From the Research
Zinc-responsive dermatitis in dogs, also known as zinc-responsive dermatosis, can be effectively treated with zinc supplementation, and I recommend oral zinc supplementation using either zinc methionine (2 mg/kg daily) or zinc gluconate (10 mg/kg daily), as supported by the study 1.
Treatment Approach
For treatment, the recommended dosage is based on the study 1, which suggests a starting dose of 2-3 mg kg-1 elemental zinc per day.
- Oral zinc supplementation should be administered with food to reduce gastrointestinal upset.
- Treatment typically continues for at least 4-6 weeks, with many dogs requiring lifelong supplementation.
- Additionally, implement a high-quality diet with adequate zinc content and avoid excessive calcium and phytates which can interfere with zinc absorption.
- For skin lesions, use medicated shampoos containing chlorhexidine or benzoyl peroxide 2-3 times weekly to manage secondary infections and reduce scaling.
Condition Overview
This condition occurs either due to genetic predisposition (particularly in breeds like Huskies, Malamutes, and Samoyeds) affecting zinc absorption, or from dietary zinc deficiency, as noted in the study 2.

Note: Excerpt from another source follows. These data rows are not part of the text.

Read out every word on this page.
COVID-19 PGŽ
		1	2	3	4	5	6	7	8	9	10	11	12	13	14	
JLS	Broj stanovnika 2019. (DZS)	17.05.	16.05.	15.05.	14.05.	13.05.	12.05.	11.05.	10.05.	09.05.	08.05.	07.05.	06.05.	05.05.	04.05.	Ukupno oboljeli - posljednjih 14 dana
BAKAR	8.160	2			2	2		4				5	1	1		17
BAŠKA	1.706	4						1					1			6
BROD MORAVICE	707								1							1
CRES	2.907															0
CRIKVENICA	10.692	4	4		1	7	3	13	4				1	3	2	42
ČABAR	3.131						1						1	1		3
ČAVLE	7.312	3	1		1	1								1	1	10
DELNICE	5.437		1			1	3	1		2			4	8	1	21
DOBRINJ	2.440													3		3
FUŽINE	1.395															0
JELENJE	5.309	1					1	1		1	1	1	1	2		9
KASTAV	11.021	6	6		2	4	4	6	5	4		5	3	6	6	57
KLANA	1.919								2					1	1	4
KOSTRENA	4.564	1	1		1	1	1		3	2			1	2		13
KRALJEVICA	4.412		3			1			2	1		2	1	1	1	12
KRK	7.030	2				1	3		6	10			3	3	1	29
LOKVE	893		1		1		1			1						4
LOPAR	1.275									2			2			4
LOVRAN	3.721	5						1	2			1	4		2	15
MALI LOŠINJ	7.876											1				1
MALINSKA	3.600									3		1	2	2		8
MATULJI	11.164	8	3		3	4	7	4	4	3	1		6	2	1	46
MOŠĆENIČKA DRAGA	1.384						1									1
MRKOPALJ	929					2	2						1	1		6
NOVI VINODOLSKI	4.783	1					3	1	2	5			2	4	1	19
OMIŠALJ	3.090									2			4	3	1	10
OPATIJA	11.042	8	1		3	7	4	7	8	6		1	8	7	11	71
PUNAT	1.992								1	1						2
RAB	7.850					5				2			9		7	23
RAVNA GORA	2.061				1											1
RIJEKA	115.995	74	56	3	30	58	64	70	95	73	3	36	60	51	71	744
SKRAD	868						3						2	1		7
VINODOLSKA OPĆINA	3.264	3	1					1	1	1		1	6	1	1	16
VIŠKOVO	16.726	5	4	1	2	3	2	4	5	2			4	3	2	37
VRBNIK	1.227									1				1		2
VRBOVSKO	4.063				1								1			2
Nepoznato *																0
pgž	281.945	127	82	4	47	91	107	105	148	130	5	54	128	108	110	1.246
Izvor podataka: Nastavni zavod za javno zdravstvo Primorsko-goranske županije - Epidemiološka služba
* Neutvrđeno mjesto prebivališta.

- Zinc is essential for skin health, immune function, and wound healing, and deficiency leads to characteristic crusting and scaling around the face, pressure points, and footpads.
- Improvement should be noticeable within 4-6 weeks of starting supplementation, but complete resolution may take several months, as indicated by the study 3.
Pathogenesis
The pathogenesis of zinc-responsive dermatosis involves oxidative stress, as supported by the study 4, which found that cellular response to stress, particularly oxidative stress, is involved in the pathogenesis of skin lesions in canine zinc-responsive dermatosis.
- The lack of metallothionein immunoreactivity in the affected epidermis may be indicative of low zinc levels, thus resulting in vulnerability to oxidative damage.
- High expression levels of heat shock proteins in skin during zinc deficiency may confer protection against a variety of dangerous stimuli, contributing to inhibition of apoptosis and to cell cycle regulation of proliferating keratinocytes.